Sunday, September 29, 2013

Saturday, September 28

Manuel 'Manucho' Mujica Lainez
With Silvina, we all go to Manucho's, to the cocktail party for Billy Whitelow. Afterwards, Borges and Peyrou come over for dinner.  The table talk concerns Manucho's home: "So many depressing knick-knacks and artifacts," etc. Afterwards we talk of cocktail parties. BORGES: "Sometimes I think I might have really enjoyed the company of the those I met at a cocktail party. But if there are ten people, there is only a tenth part of each one I get along with; if there are fifty, only a fiftieth part. I leave these cocktail parties disappointed, as if I had been spat out. I used to like them, but now I'm too old to see so many people."

When I get up from the table, Silvina and Borges are arguing bitterly. Silvina, backed up by Peyrou, insists that writers must be payed better. Borges says no: "There's already more literature than the world can read. Why stimulate this excess? People need food, clothing, furniture---but not more poems. Generous pay only stimulates bad literature. I prefer the approach of the Jews, who are required to learn a trade---carpenter, blacksmith, whatever it may be---and if you have something to say, write."
BIOY: "I'm not so sure about what you're saying. Decent pay has allowed England to have a practical literature, with barely any self-indulgence; and renumeration in glory, as it is styled here, is probably the reason there are the type of books here among us that satisfy not a single one of the their readers and that serve only as milestones in the careers of their authors."
BORGES: "In all likelihood, no self-indulgent literature could originate in England."
Manuel Peyrou, Silvina Ocampo, JLB
Afterward, I find out that Peyrou, very fed up with Borges, remarked: "Because he's never had to earn a living, because he's so selfish, he maintains these foolish ideas."
Silvina is sorry to have started the argument.

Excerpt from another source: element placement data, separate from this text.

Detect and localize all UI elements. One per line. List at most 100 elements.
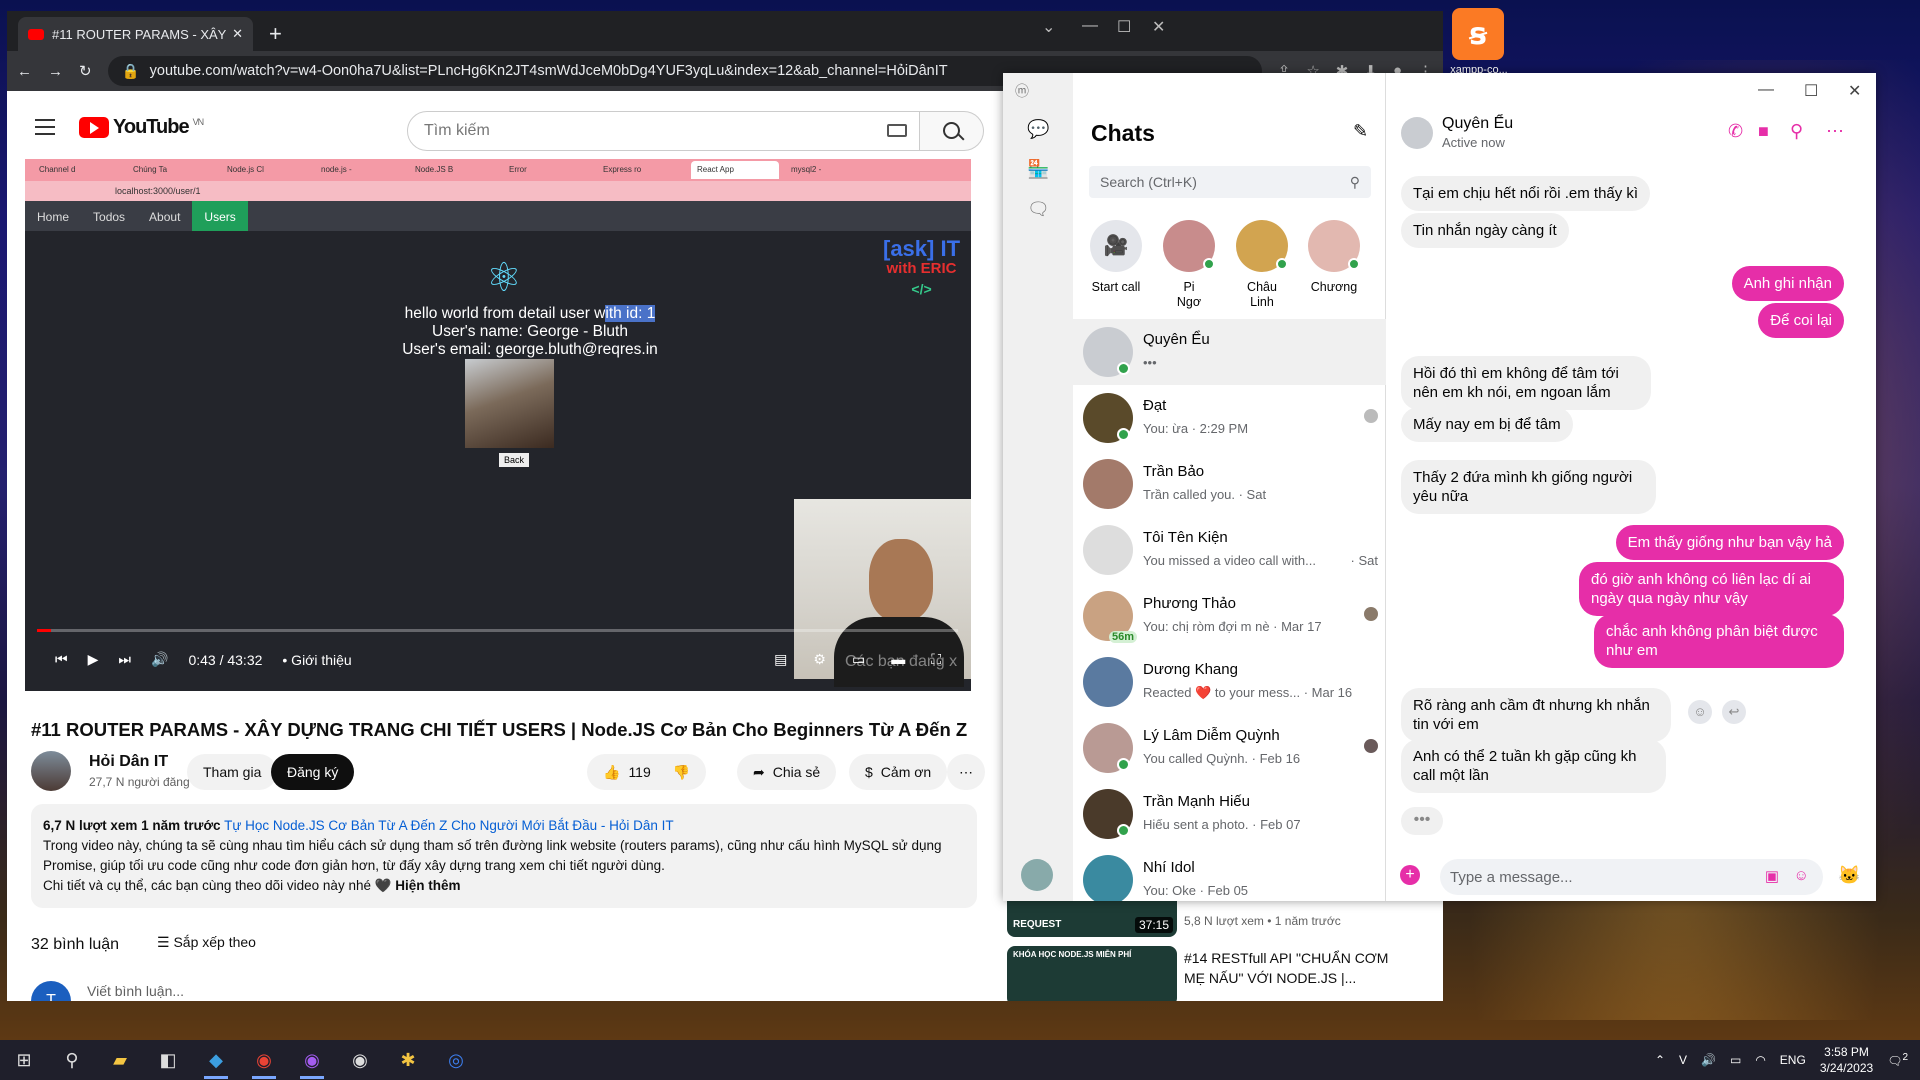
reload-icon[interactable]: ↻ [79,62,92,80]
marketplace-icon[interactable]: 🏪 [1027,159,1049,181]
previous-icon[interactable]: ⏮ [55,651,68,668]
more-options-icon[interactable]: ⋯ [1826,121,1844,142]
sort-button[interactable]: ☰ Sắp xếp theo [157,934,256,951]
tab-youtube[interactable]: #11 ROUTER PARAMS - XÂY DỰNG ✕ [18,17,253,51]
back-icon[interactable]: ← [17,63,32,80]
wave-icon[interactable]: 🐱 [1838,865,1860,886]
chat-item[interactable]: Quyên Ểu ••• [1073,319,1386,385]
channel-name[interactable]: Hỏi Dân IT [89,753,168,771]
story-contact[interactable]: Châu Linh [1227,220,1297,310]
plus-icon[interactable]: + [1400,865,1420,885]
phone-icon[interactable]: ✆ [1728,121,1743,142]
xampp-icon[interactable]: ꞩ [1452,8,1504,60]
minimize-icon[interactable]: — [1082,17,1098,35]
maximize-icon[interactable]: ☐ [1804,81,1818,101]
video-chapter[interactable]: • Giới thiệu [282,652,351,668]
compose-icon[interactable]: ✎ [1353,121,1368,142]
close-window-icon[interactable]: ✕ [1152,17,1165,37]
channel-avatar[interactable] [31,751,71,791]
story-start-call[interactable]: 🎥 Start call [1081,220,1151,295]
more-actions-icon[interactable]: ⋯ [947,754,985,790]
chats-icon[interactable]: 💬 [1027,119,1049,141]
video-icon[interactable]: ■ [1758,121,1769,142]
react-emoji-icon[interactable]: ☺ [1688,700,1712,724]
tab-search-icon[interactable]: ⌄ [1042,17,1055,37]
search-input[interactable]: Tìm kiếm [407,111,920,151]
next-icon[interactable]: ⏭ [118,651,131,668]
search-button[interactable] [920,111,984,151]
chat-item[interactable]: Dương Khang Reacted ❤️ to your mess... · … [1073,649,1386,715]
youtube-logo[interactable]: YouTube VN [79,116,204,139]
maximize-icon[interactable]: ☐ [1117,17,1131,37]
play-icon[interactable]: ▶ [88,651,99,668]
subtitles-icon[interactable]: ▤ [774,651,787,668]
battery-icon[interactable]: ▭ [1730,1053,1741,1067]
description-box[interactable]: 6,7 N lượt xem 1 năm trước Tự Học Node.J… [31,804,977,908]
emoji-icon[interactable]: ☺ [1794,867,1809,884]
description-line: Promise, giúp tối ưu code cũng như code … [43,858,665,873]
messenger-rail: ⓜ 💬 🏪 🗨 [1003,73,1073,901]
chat-name: Lý Lâm Diễm Quỳnh [1143,727,1280,744]
close-tab-icon[interactable]: ✕ [232,26,243,42]
notification-icon[interactable]: 🗨2 [1887,1052,1908,1068]
volume-icon[interactable]: 🔊 [1701,1053,1716,1067]
messenger-icon[interactable]: ◉ [288,1040,336,1080]
like-button[interactable]: 👍 119 👎 [587,754,707,790]
rec-title[interactable]: #14 RESTfull API "CHUẨN CƠM MẸ NẤU" VỚI N… [1184,948,1388,988]
keyboard-icon[interactable] [887,124,907,137]
story-contact[interactable]: Pi Ngơ [1154,220,1224,310]
contact-avatar[interactable] [1401,117,1433,149]
clock[interactable]: 3:58 PM 3/24/2023 [1820,1044,1873,1076]
app-icon[interactable]: ✱ [384,1040,432,1080]
reply-icon[interactable]: ↩ [1722,700,1746,724]
tray-app-icon[interactable]: V [1679,1053,1687,1067]
volume-icon[interactable]: 🔊 [151,651,168,668]
vscode-icon[interactable]: ◆ [192,1040,240,1080]
settings-icon[interactable]: ⚙ [813,651,826,668]
search-icon[interactable]: ⚲ [1790,121,1803,142]
description-tags[interactable]: Tự Học Node.JS Cơ Bản Từ A Đến Z Cho Ngư… [224,818,674,833]
chat-item[interactable]: 56m Phương Thảo You: chị ròm đợi m nè · Ma… [1073,583,1386,649]
app-icon[interactable]: ◉ [336,1040,384,1080]
profile-avatar[interactable] [1021,859,1053,891]
contact-name[interactable]: Quyên Ểu [1442,115,1513,133]
chat-item[interactable]: Nhí Idol You: Oke · Feb 05 [1073,847,1386,901]
menu-hamburger-icon[interactable] [35,119,55,135]
wifi-icon[interactable]: ◠ [1755,1053,1765,1067]
thumbs-down-icon[interactable]: 👎 [673,764,690,781]
forward-icon[interactable]: → [48,63,63,80]
chat-item[interactable]: Tôi Tên Kiện You missed a video call with… [1073,517,1386,583]
chat-item[interactable]: Trần Bảo Trần called you. · Sat [1073,451,1386,517]
chrome-icon[interactable]: ◉ [240,1040,288,1080]
minimize-icon[interactable]: — [1758,81,1774,99]
story-contact[interactable]: Chương [1299,220,1369,295]
language-indicator[interactable]: ENG [1780,1053,1806,1067]
chat-search-input[interactable]: Search (Ctrl+K) ⚲ [1089,166,1371,198]
app-icon[interactable]: ◧ [144,1040,192,1080]
video-player[interactable]: Channel d Chúng Ta Node.js Cl node.js - … [25,159,971,691]
add-comment-input[interactable]: Viết bình luận... [87,983,184,999]
chevron-up-icon[interactable]: ⌃ [1655,1053,1665,1067]
thanks-button[interactable]: $ Cảm ơn [849,754,948,790]
start-icon[interactable]: ⊞ [0,1040,48,1080]
inner-tab: React App [691,161,779,179]
subscribe-button[interactable]: Đăng ký [271,754,355,790]
message-bubble: Tại em chịu hết nổi rồi .em thấy kì [1401,176,1651,211]
chat-item[interactable]: Lý Lâm Diễm Quỳnh You called Quỳnh. · Feb… [1073,715,1386,781]
close-icon[interactable]: ✕ [1848,81,1861,101]
sticker-icon[interactable]: ▣ [1765,867,1779,885]
video-progress-bar[interactable] [37,629,958,632]
join-button[interactable]: Tham gia [187,754,278,790]
show-more-link[interactable]: Hiện thêm [395,878,460,893]
requests-icon[interactable]: 🗨 [1027,199,1050,221]
message-input[interactable]: Type a message... ☺ ▣ [1440,859,1823,895]
file-explorer-icon[interactable]: ▰ [96,1040,144,1080]
recommended-thumbnail[interactable]: KHÓA HỌC NODE.JS MIỄN PHÍ [1007,946,1177,1001]
chat-item[interactable]: Trần Mạnh Hiếu Hiếu sent a photo. · Feb 0… [1073,781,1386,847]
chat-item[interactable]: Đạt You: ừa · 2:29 PM [1073,385,1386,451]
youtube-play-icon [79,117,109,138]
new-tab-icon[interactable]: + [269,21,282,47]
zalo-icon[interactable]: ◎ [432,1040,480,1080]
share-button[interactable]: ➦ Chia sẻ [737,754,837,790]
search-icon[interactable]: ⚲ [48,1040,96,1080]
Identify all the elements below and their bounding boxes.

Talking later of committed literature, I tell him I always forget the meaning of the expression, confusing it with what's practiced in the Soviet Union. BORGES: "No, committed literature supposes the freedom of its author; the freedom to defend always a political party, a religion. Now in the Soviet Union, there is complete freedom to enlist in one party, but none in any other. No one writes committed literature in favor of the plutocracy. Perhaps, indeed yes, it's done in favor of catholicism....If I were a christian, I would be a protestant. No Church of England; Presbyterian, Church of Scotland, a church without bishops, rather abstract." Peyrou and Silvina ask Livio if there's much committed literature associated with the Left in Italy. "All of it," he answers, "Every one has reserved a seat, as if tomorrow communism arrives."